Financial calendar (after market):
January 30, 2019
FY 2019 Gross margin
END
About Artefact I artefact.com
Created from the merger of the startup Artefact founded in Paris in 2015 and the media agency NETBOOSTER founded in 1998, Artefact has emerged in 4 years as a leading player in Data et Artificial Intelligence (AI). Listed on Euronext Growth Paris Stock Exchange and operating in 19 countries on 4 continents with close to 1,000 employees, Artefact is a data native company provides four complementary offers - Data Consulting, Digital Marketing Expertise, Technology Deployment (AI and Big Data) and Creative Studio - to more than 600 customers including many world leaders. Artefact has created in January 2019 its own AI R&D center and has been serving international groups in creating their own AI Lab.
For more information: | |
Financial Communications | Press Contact |
ARTEFACT Benjamin HARTMANN Tel. 00 33 (0)1 40 40 27 00 investor-relations@artefact.com | ACTIFIN Stéphane Ruiz / Victoire Demeestere Tel. 00 33 (0)1 56 88 11 11 vdemeestere@actifin.fr |
1 Proforma Q1 2018 data only includes one month of contributions (for January 2018) from the affiliate marketing business in Denmark, Norway and Finland, which was sold at end-January 2019, to ensure perfect comparability between the two periods.

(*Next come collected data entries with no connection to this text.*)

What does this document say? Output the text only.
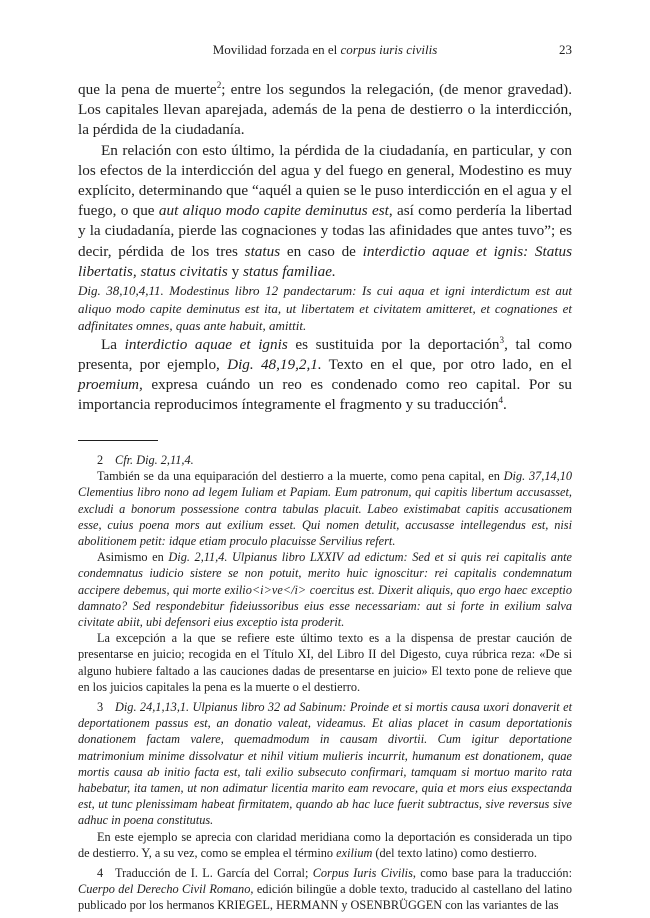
Movilidad forzada en el corpus iuris civilis	23

que la pena de muerte$^2$; entre los segundos la relegación, (de menor gravedad). Los capitales llevan aparejada, además de la pena de destierro o la interdicción, la pérdida de la ciudadanía.

En relación con esto último, la pérdida de la ciudadanía, en particular, y con los efectos de la interdicción del agua y del fuego en general, Modestino es muy explícito, determinando que “aquél a quien se le puso interdicción en el agua y el fuego, o que aut aliquo modo capite deminutus est, así como perdería la libertad y la ciudadanía, pierde las cognaciones y todas las afinidades que antes tuvo”; es decir, pérdida de los tres status en caso de interdictio aquae et ignis: Status libertatis, status civitatis y status familiae.

Dig. 38,10,4,11. Modestinus libro 12 pandectarum: Is cui aqua et igni interdictum est aut aliquo modo capite deminutus est ita, ut libertatem et civitatem amitteret, et cognationes et adfinitates omnes, quas ante habuit, amittit.

La interdictio aquae et ignis es sustituida por la deportación$^3$, tal como presenta, por ejemplo, Dig. 48,19,2,1. Texto en el que, por otro lado, en el proemium, expresa cuándo un reo es condenado como reo capital. Por su importancia reproducimos íntegramente el fragmento y su traducción$^4$.

2 Cfr. Dig. 2,11,4.

También se da una equiparación del destierro a la muerte, como pena capital, en Dig. 37,14,10 Clementius libro nono ad legem Iuliam et Papiam. Eum patronum, qui capitis libertum accusasset, excludi a bonorum possessione contra tabulas placuit. Labeo existimabat capitis accusationem esse, cuius poena mors aut exilium esset. Qui nomen detulit, accusasse intellegendus est, nisi abolitionem petit: idque etiam proculo placuisse Servilius refert.

Asimismo en Dig. 2,11,4. Ulpianus libro LXXIV ad edictum: Sed et si quis rei capitalis ante condemnatus iudicio sistere se non potuit, merito huic ignoscitur: rei capitalis condemnatum accipere debemus, qui morte exilio<i>ve</i> coercitus est. Dixerit aliquis, quo ergo haec exceptio damnato? Sed respondebitur fideiussoribus eius esse necessariam: aut si forte in exilium salva civitate abiit, ubi defensori eius exceptio ista proderit.

La excepción a la que se refiere este último texto es a la dispensa de prestar caución de presentarse en juicio; recogida en el Título XI, del Libro II del Digesto, cuya rúbrica reza: «De si alguno hubiere faltado a las cauciones dadas de presentarse en juicio» El texto pone de relieve que en los juicios capitales la pena es la muerte o el destierro.

3 Dig. 24,1,13,1. Ulpianus libro 32 ad Sabinum: Proinde et si mortis causa uxori donaverit et deportationem passus est, an donatio valeat, videamus. Et alias placet in casum deportationis donationem factam valere, quemadmodum in causam divortii. Cum igitur deportatione matrimonium minime dissolvatur et nihil vitium mulieris incurrit, humanum est donationem, quae mortis causa ab initio facta est, tali exilio subsecuto confirmari, tamquam si mortuo marito rata habebatur, ita tamen, ut non adimatur licentia marito eam revocare, quia et mors eius exspectanda est, ut tunc plenissimam habeat firmitatem, quando ab hac luce fuerit subtractus, sive reversus sive adhuc in poena constitutus.

En este ejemplo se aprecia con claridad meridiana como la deportación es considerada un tipo de destierro. Y, a su vez, como se emplea el término exilium (del texto latino) como destierro.

4 Traducción de I. L. García del Corral; Corpus Iuris Civilis, como base para la traducción: Cuerpo del Derecho Civil Romano, edición bilingüe a doble texto, traducido al castellano del latino publicado por los hermanos KRIEGEL, HERMANN y OSENBRÜGGEN con las variantes de las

2 EBITDAr: EBITDA restated for the IFRS 2 impact of free share awards and issuance of preference shares, as well as the IFRS 3R impact associated with remuneration for post-combination services and that of IFRS 16 relating to adjustment for lease payments. The Company decided to present restated EBITDA to better reflect its operating performance, independently from its policy for attracting and retaining talent and the acquisition terms and conditions set out in its acquisitions growth policy.
3 Proforma Q3 2018 data factors in the disposal of the affiliate marketing business in Denmark, Norway and Finland at end-January 2019, to ensure perfect comparability between the two periods.